Abstract

Background Dose escalation has been associated with improved biochemical control for prostate cancer. Focusing the high dose on the MRI-defined intraprostatic lesions (IL) could spare the surrounding organs at risk and hence allow further escalation. We compare treatment efficacy between state-of-the-art focally-boosted proton and photon-based radiotherapy, and investigate possible predictive guidelines regarding individualized treatment prescriptions. Material and methods Ten prostate cancer patients with well-defined ILs were selected. Multiparametric MRI was used to delineate ILs, which were transferred to the planning CT via image registration. Pencil beam scanning proton therapy and volumetric modulated arc therapy treatment plans, were created for each patient. Each modality featured 6 plans: (1) moderately hypofractionated dose: 70 Gy to the prostate in 28 fractions, (2)–(6) plan 1 plus additional simultaneous-integrated-boost to ILs to 75.6, 81.2, 86.6, 98 and 112 Gy in 28 fractions. Equivalent dose to 2 Gy-per-fraction (EqD2) was used to calculate tumor control (TCP) and normal tissue complication probabilities (NTCP) for ILs and organs-at-risk. Results For both modalities, the maximum necessary dose to achieve TCP > 99% was 98 Gy for very high-risk ILs.
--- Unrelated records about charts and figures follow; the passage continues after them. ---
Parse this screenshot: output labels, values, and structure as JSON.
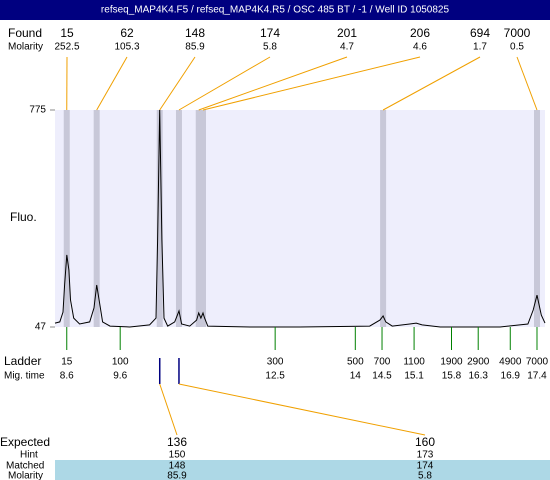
{
  "chart_data": {
    "type": "electropherogram",
    "title": "refseq_MAP4K4.F5 / refseq_MAP4K4.R5 / OSC 485 BT / -1 / Well ID 1050825",
    "y_label": "Fluo.",
    "ylim": [
      47,
      775
    ],
    "yticks": [
      47,
      775
    ],
    "xlim": [
      8.38,
      17.55
    ],
    "color": "#000000",
    "trace": {
      "x": [
        8.38,
        8.47,
        8.53,
        8.56,
        8.6,
        8.64,
        8.67,
        8.73,
        8.84,
        9.03,
        9.11,
        9.16,
        9.22,
        9.27,
        9.41,
        9.78,
        10.15,
        10.27,
        10.3,
        10.34,
        10.38,
        10.42,
        10.49,
        10.62,
        10.7,
        10.75,
        10.9,
        11.03,
        11.07,
        11.11,
        11.15,
        11.18,
        11.24,
        12.03,
        12.96,
        14.27,
        14.46,
        14.52,
        14.57,
        14.69,
        15.02,
        15.14,
        15.25,
        15.59,
        16.71,
        17.23,
        17.33,
        17.4,
        17.48,
        17.55
      ],
      "y": [
        60,
        64,
        97,
        188,
        289,
        238,
        138,
        77,
        57,
        64,
        111,
        188,
        121,
        64,
        50,
        47,
        54,
        77,
        339,
        775,
        339,
        77,
        50,
        64,
        101,
        57,
        50,
        70,
        94,
        77,
        94,
        77,
        50,
        47,
        47,
        50,
        70,
        84,
        64,
        50,
        57,
        60,
        54,
        47,
        47,
        57,
        104,
        154,
        87,
        60
      ]
    },
    "found": {
      "label": "Found",
      "molarity_label": "Molarity",
      "sizes": [
        15,
        62,
        148,
        174,
        201,
        206,
        694,
        7000
      ],
      "molarity": [
        252.5,
        105.3,
        85.9,
        5.8,
        4.7,
        4.6,
        1.7,
        0.5
      ],
      "times": [
        8.6,
        9.16,
        10.34,
        10.7,
        11.07,
        11.15,
        14.52,
        17.4
      ]
    },
    "ladder": {
      "label": "Ladder",
      "time_label": "Mig. time",
      "sizes": [
        15,
        100,
        300,
        500,
        700,
        1100,
        1900,
        2900,
        4900,
        7000
      ],
      "times": [
        8.6,
        9.6,
        12.5,
        14,
        14.5,
        15.1,
        15.8,
        16.3,
        16.9,
        17.4
      ]
    },
    "expected": {
      "label": "Expected",
      "hint_label": "Hint",
      "matched_label": "Matched",
      "molarity_label": "Molarity",
      "sizes": [
        136,
        160
      ],
      "hint": [
        150,
        173
      ],
      "matched": [
        148,
        174
      ],
      "molarity": [
        85.9,
        5.8
      ]
    }
  }
}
For lower risk ILs lower doses were sufficient. NTCP was <25% and 35% for protons and photons at the maximum dose escalation, respectively. For the cases and beam characteristics considered, proton therapy was dosimetrically superior when IL was >4 cc or located <2.5 mm from the rectum. Conclusion This work demonstrated the potential role for proton therapy in the setting of prostate focal dose escalation. We propose that anatomical characteristic could be used as criteria to identify patients who would benefit from proton treatment.